British short-term gas prices fell on Monday, with the NBP spot price closing at 2.7 p/kWh, weighed by weaker demand and rising renewables output. On the forward curve, the gas price for Winter 2024 delivery dropped by 1.4%, ending at 3.4 p/kWh, driven by steady supply and ample storage levels.

British short-term gas prices dropped on Wednesday, with the NBP spot price ending at 2.6 p/kWh, as improving wind power generation and falling demand dragged prices lower. On the forward curve, the gas price for Winter 2024 delivery declined by about 2%, settling slightly above 3.3 p/kWh, weighed by stable LNG and robust gas storage.

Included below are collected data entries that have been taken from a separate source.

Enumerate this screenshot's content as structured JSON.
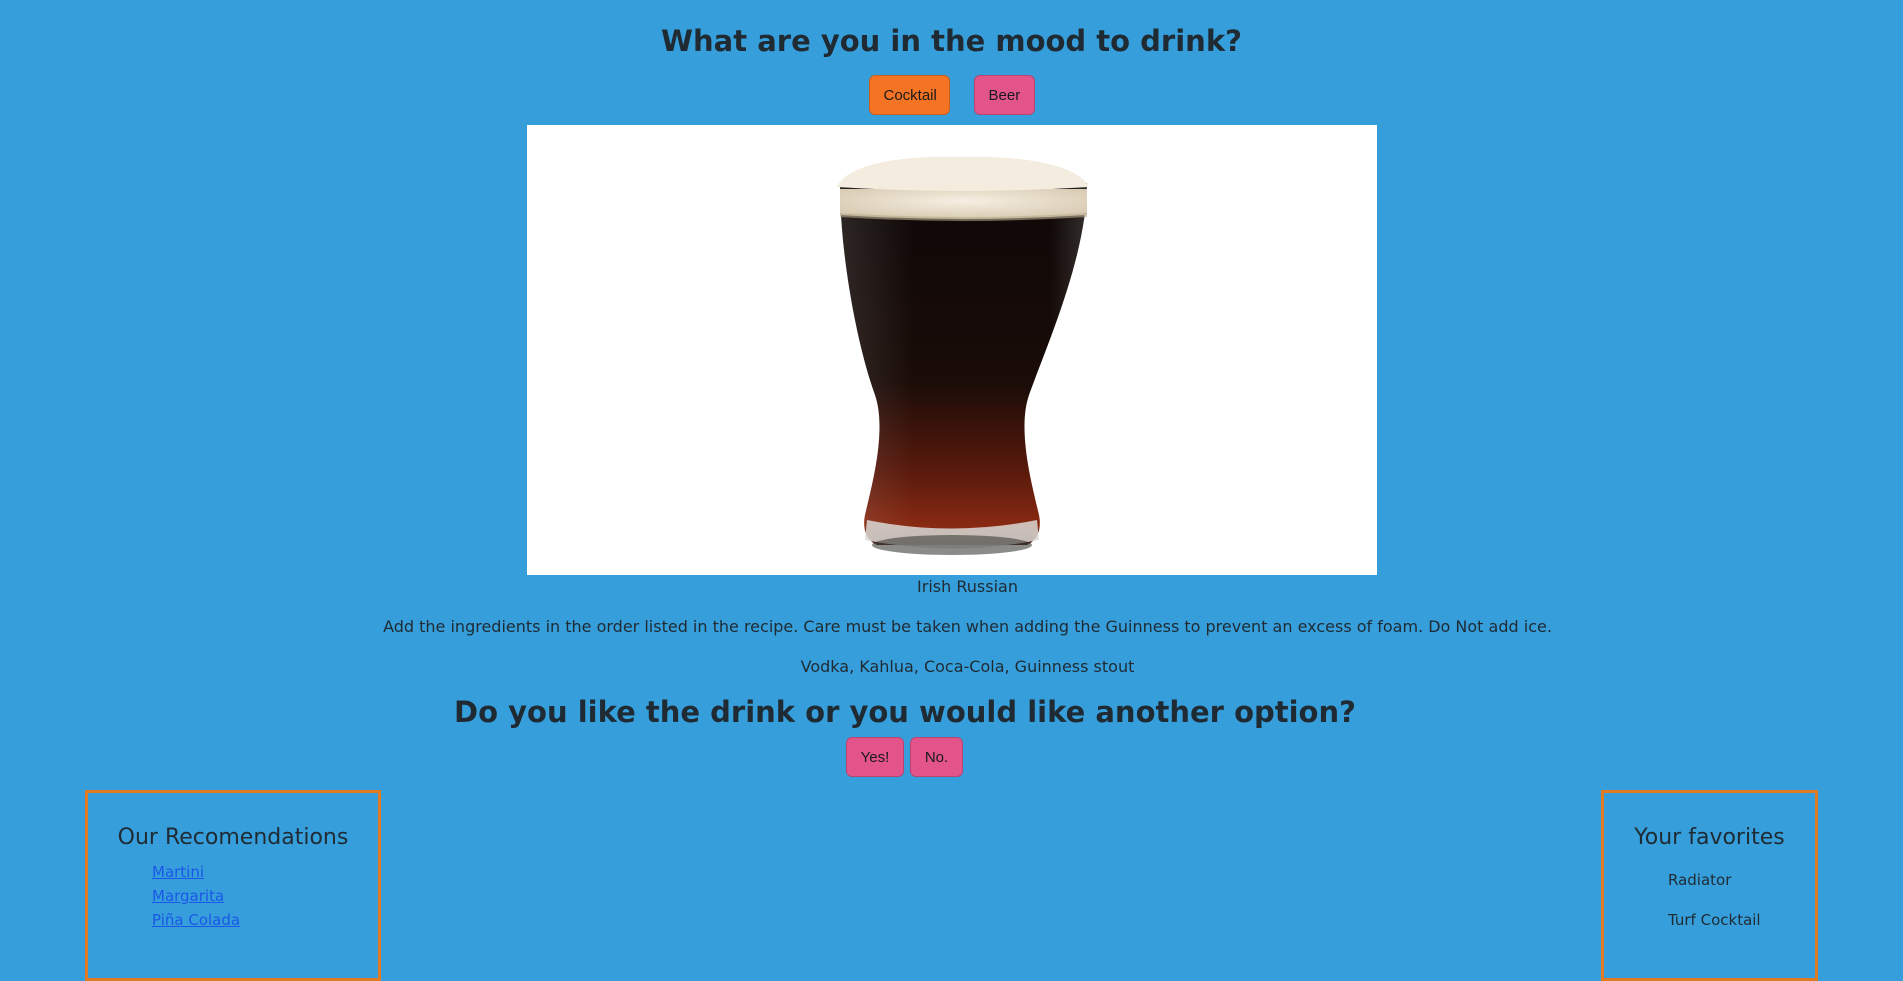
{
  "header": {
    "title": "What are you in the mood to drink?"
  },
  "mood_buttons": {
    "cocktail_label": "Cocktail",
    "beer_label": "Beer"
  },
  "drink": {
    "name": "Irish Russian",
    "instructions": "Add the ingredients in the order listed in the recipe. Care must be taken when adding the Guinness to prevent an excess of foam. Do Not add ice.",
    "ingredients": "Vodka, Kahlua, Coca-Cola, Guinness stout",
    "image_icon": "pint-glass-of-stout"
  },
  "feedback": {
    "question": "Do you like the drink or you would like another option?",
    "yes_label": "Yes!",
    "no_label": "No."
  },
  "recommendations": {
    "title": "Our Recomendations",
    "items": [
      {
        "label": "Martini"
      },
      {
        "label": "Margarita"
      },
      {
        "label": "Piña Colada"
      }
    ]
  },
  "favorites": {
    "title": "Your favorites",
    "items": [
      {
        "label": "Radiator"
      },
      {
        "label": "Turf Cocktail"
      }
    ]
  },
  "colors": {
    "background": "#369fdb",
    "cocktail_button": "#f47423",
    "pink_button": "#e2548a",
    "panel_border": "#e07b24",
    "link": "#1a57e6"
  }
}
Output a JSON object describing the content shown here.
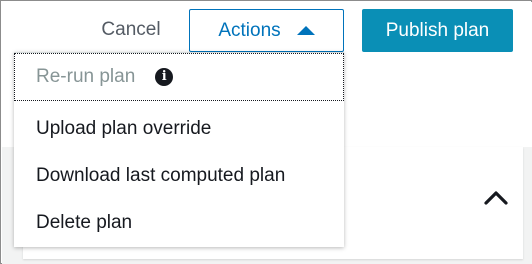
{
  "toolbar": {
    "cancel_label": "Cancel",
    "actions_label": "Actions",
    "publish_label": "Publish plan"
  },
  "actions_menu": {
    "expanded": true,
    "items": [
      {
        "label": "Re-run plan",
        "disabled": true,
        "icon": "info-icon",
        "icon_glyph": "i"
      },
      {
        "label": "Upload plan override",
        "disabled": false
      },
      {
        "label": "Download last computed plan",
        "disabled": false
      },
      {
        "label": "Delete plan",
        "disabled": false
      }
    ]
  },
  "panel": {
    "collapse_icon": "chevron-up-icon"
  },
  "colors": {
    "accent": "#0073bb",
    "primary_button": "#0a8fb6",
    "text": "#16191f",
    "disabled_text": "#879596",
    "muted_text": "#545b64",
    "page_background": "#f2f3f3"
  }
}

At time of writing, European gas storage levels are 79% full, with the UK 47% full. 2023/24 European gas storage levels have ended Winter 23 at record levels. Over the past week gas has accounted for 17% of the UK generation mix with wind accounting for 34%, solar 9% and nuclear accounting for 19%. Below summarises curve prices as at close of business on Friday.

 

Curve UK Gas & Electricity Markets

 

Other Energy Markets

Oil prices were supported on Monday by the prospect of US rate cuts, continuing conflict in the Middle East and the risk of hurricane-related supply disruptions. As a result, Brent crude edged 0.2% up at $86.60 a barrel. WTI crude climbed by 2.3% to settle at $83.38 a barrel.

European carbon allowances ended Wednesday with a marginal change following a highly volatile session marked by significant trading volume. The EUA rally post-daily auction seemed to be in response to a further rise in speculators’ net short positions. Consequently, the EUA contract expiring in Dec-2024 added 0.1% at 70.76 EUR/tonne.